New Middle School Choral Techniques Paying Dividends
Categories: General, Middle School, Fine Arts
Posted: 9/20/2017

By: Abe Okie, Chorus Teacher

The 2017 Middle School Chorus is well underway. I attended a conference over the summer and took courses focusing on the developmental needs of Middle School singers. This year, I'm incorporating some different techniques specifically targeting sixth-, seventh-, and eighth-grade students, and, so far, it is paying dividends.

One challenge with a relatively inexperienced choir like the Middle School Chorus is developing a skill called "part independence." Typically, western choral music is rich with harmonies, which means that anywhere from two to eight or even 12 distinct parts are sung simultaneously. In Middle School Chorus, we typically sing no more than three parts at a time (soprano, alto, and baritone), but it’s still a challenge the first time students are asked to sing something that isn’t the main melody.

To help students get over the hump of singing in harmony, we started this year with a generous portion of rounds and canons. These are songs in which everyone sings the same melody, but at different times so that they line up in harmonies. Think "Frere Jacque" or "Row, Row, Row Your Boat." After working part independence this way for several weeks, I finally introduced songs with full three-part harmony, which they were better equipped to handle.

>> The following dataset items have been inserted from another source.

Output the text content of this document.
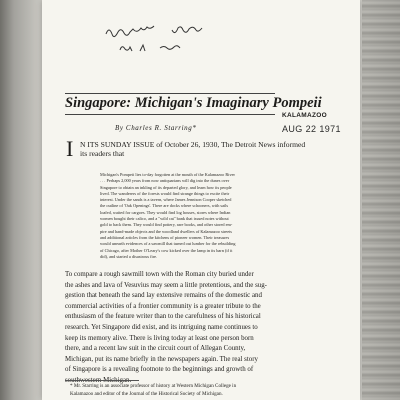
Singapore: Michigan's Imaginary Pompeii
KALAMAZOO
AUG 22 1971
By Charles R. Starring*
I N ITS SUNDAY ISSUE of October 26, 1930, The Detroit News informed
its readers that
Michigan's Pompeii lies to-day forgotten at the mouth of the Kalamazoo River
. . . Perhaps 2,000 years from now antiquarians will dig into the dunes over
Singapore to obtain an inkling of its departed glory, and learn how its people
lived. The wanderers of the forests would find strange things to excite their
interest. Under the sands is a tavern, where James Jennison Cooper sketched
the outline of 'Oak Openings'. There are docks where schooners, with sails
loafed, waited for cargoes. They would find log houses, stores where Indian
women bought their calico, and a "wild cat" bank that issued notes without
gold to back them. They would find pottery, rare books, and other stored em-
pire and hand-made objects and the woodland dwellers of Kalamazoo streets
and additional articles from the kitchens of pioneer women. Their treasures
would unearth evidences of a sawmill that turned out lumber for the rebuilding
of Chicago, after Mother O'Leary's cow kicked over the lamp in its barn (if it
did), and started a disastrous fire.
To compare a rough sawmill town with the Roman city buried under
the ashes and lava of Vesuvius may seem a little pretentious, and the sug-
gestion that beneath the sand lay extensive remains of the domestic and
commercial activities of a frontier community is a greater tribute to the
enthusiasm of the feature writer than to the carefulness of his historical
research. Yet Singapore did exist, and its intriguing name continues to
keep its memory alive. There is living today at least one person born
there, and a recent law suit in the circuit court of Allegan County,
Michigan, put its name briefly in the newspapers again. The real story
of Singapore is a revealing footnote to the beginnings and growth of
southwestern Michigan.
* Mr. Starring is an associate professor of history at Western Michigan College in
Kalamazoo and editor of the Journal of the Historical Society of Michigan.
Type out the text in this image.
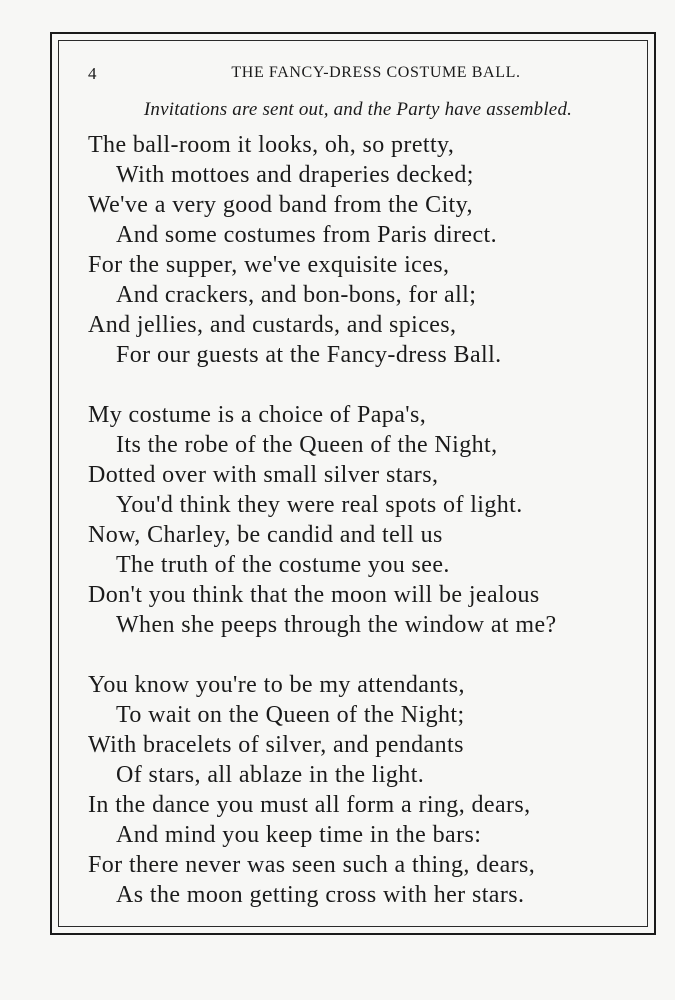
4	THE FANCY-DRESS COSTUME BALL.
Invitations are sent out, and the Party have assembled.
The ball-room it looks, oh, so pretty,
With mottoes and draperies decked;
We've a very good band from the City,
And some costumes from Paris direct.
For the supper, we've exquisite ices,
And crackers, and bon-bons, for all;
And jellies, and custards, and spices,
For our guests at the Fancy-dress Ball.
My costume is a choice of Papa's,
Its the robe of the Queen of the Night,
Dotted over with small silver stars,
You'd think they were real spots of light.
Now, Charley, be candid and tell us
The truth of the costume you see.
Don't you think that the moon will be jealous
When she peeps through the window at me?
You know you're to be my attendants,
To wait on the Queen of the Night;
With bracelets of silver, and pendants
Of stars, all ablaze in the light.
In the dance you must all form a ring, dears,
And mind you keep time in the bars:
For there never was seen such a thing, dears,
As the moon getting cross with her stars.
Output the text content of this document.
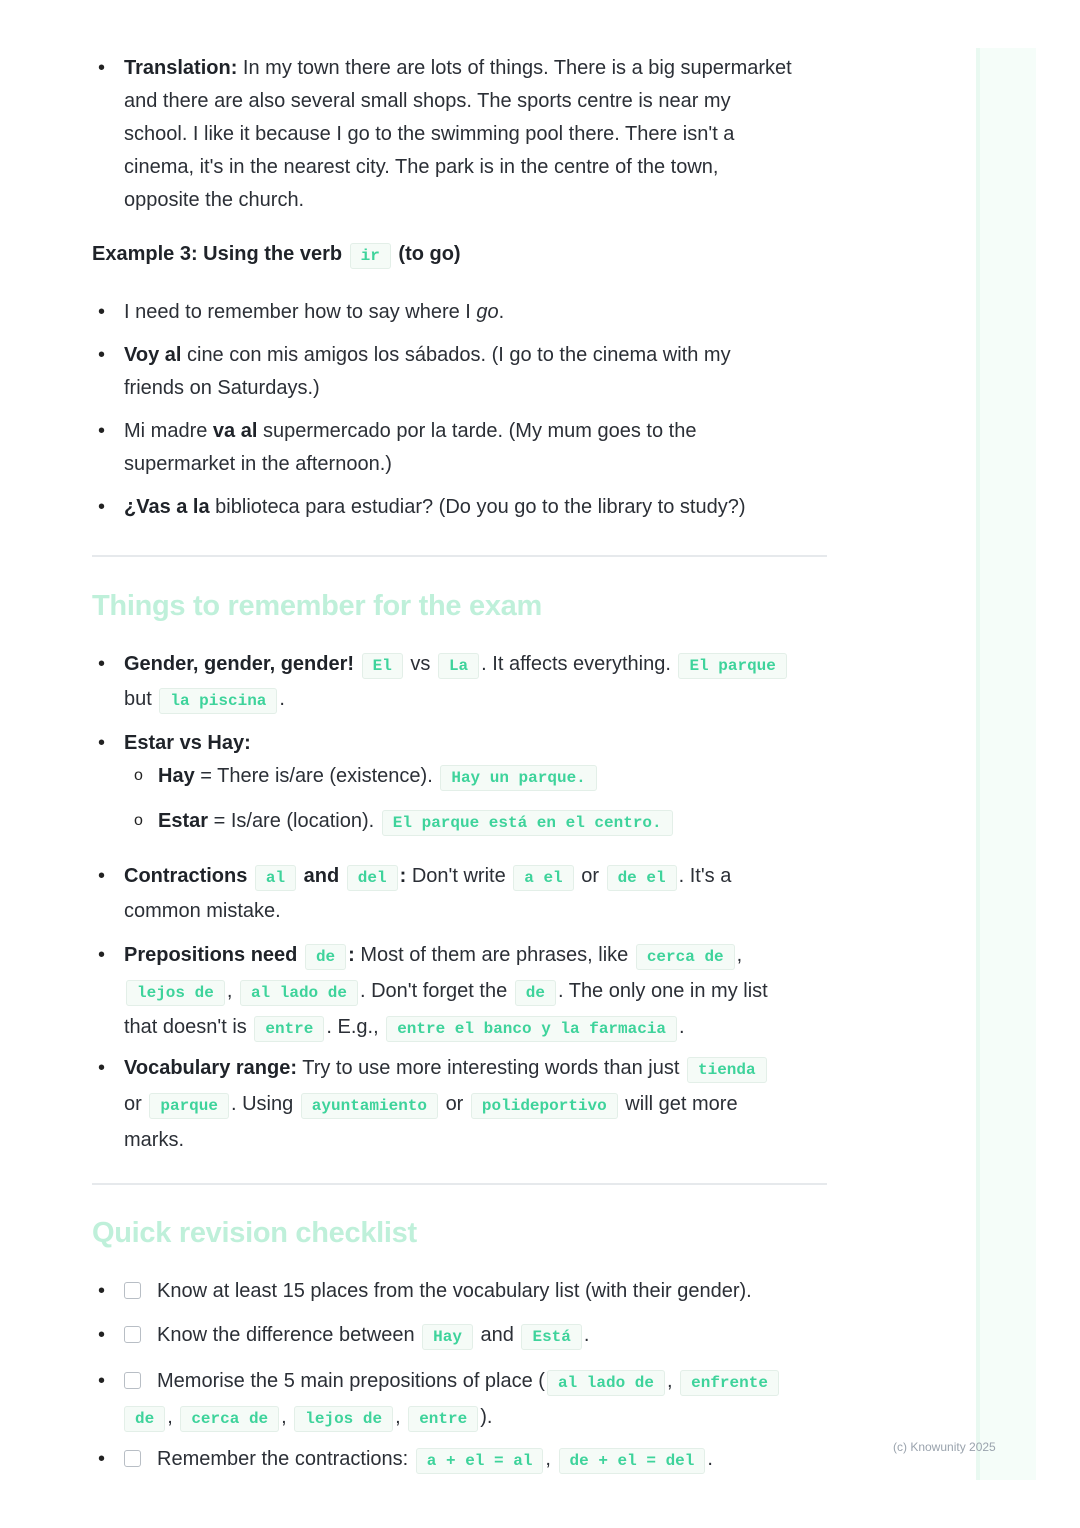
(c) Knowunity 2025
• Translation: In my town there are lots of things. There is a big supermarket
and there are also several small shops. The sports centre is near my
school. I like it because I go to the swimming pool there. There isn't a
cinema, it's in the nearest city. The park is in the centre of the town,
opposite the church.
Example 3: Using the verb ir (to go)
• I need to remember how to say where I go.
• Voy al cine con mis amigos los sábados. (I go to the cinema with my
friends on Saturdays.)
• Mi madre va al supermercado por la tarde. (My mum goes to the
supermarket in the afternoon.)
• ¿Vas a la biblioteca para estudiar? (Do you go to the library to study?)
Things to remember for the exam
• Gender, gender, gender! El vs La . It affects everything. El parque
but la piscina .
• Estar vs Hay:
o Hay = There is/are (existence). Hay un parque.
o Estar = Is/are (location). El parque está en el centro.
• Contractions al and del : Don't write a el or de el . It's a
common mistake.
• Prepositions need de : Most of them are phrases, like cerca de ,
lejos de , al lado de . Don't forget the de . The only one in my list
that doesn't is entre . E.g., entre el banco y la farmacia .
• Vocabulary range: Try to use more interesting words than just tienda
or parque . Using ayuntamiento or polideportivo will get more
marks.
Quick revision checklist
• Know at least 15 places from the vocabulary list (with their gender).
• Know the difference between Hay and Está .
• Memorise the 5 main prepositions of place ( al lado de , enfrente
de , cerca de , lejos de , entre ).
• Remember the contractions: a + el = al , de + el = del .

In this clip you can hear a bit of their progress. They have not been working on these songs long, so they will continue to improve between now and the performance. In these clips, you may even notice that the altos sing a lot of one note over and over. It’s very boring by itself! But they are performing an important role in filling crucial parts of the chords that are being sung.

There is a lesson here which I try to impart to our students: not everyone can lead at the same time. Also, sometimes the boring stuff is important! Playing a supporting or complementary role is not what comes easiest to many children (nor to many adults, if we are honest!), but it is a crucial life skill and part of what it means to be a constructive member of a community.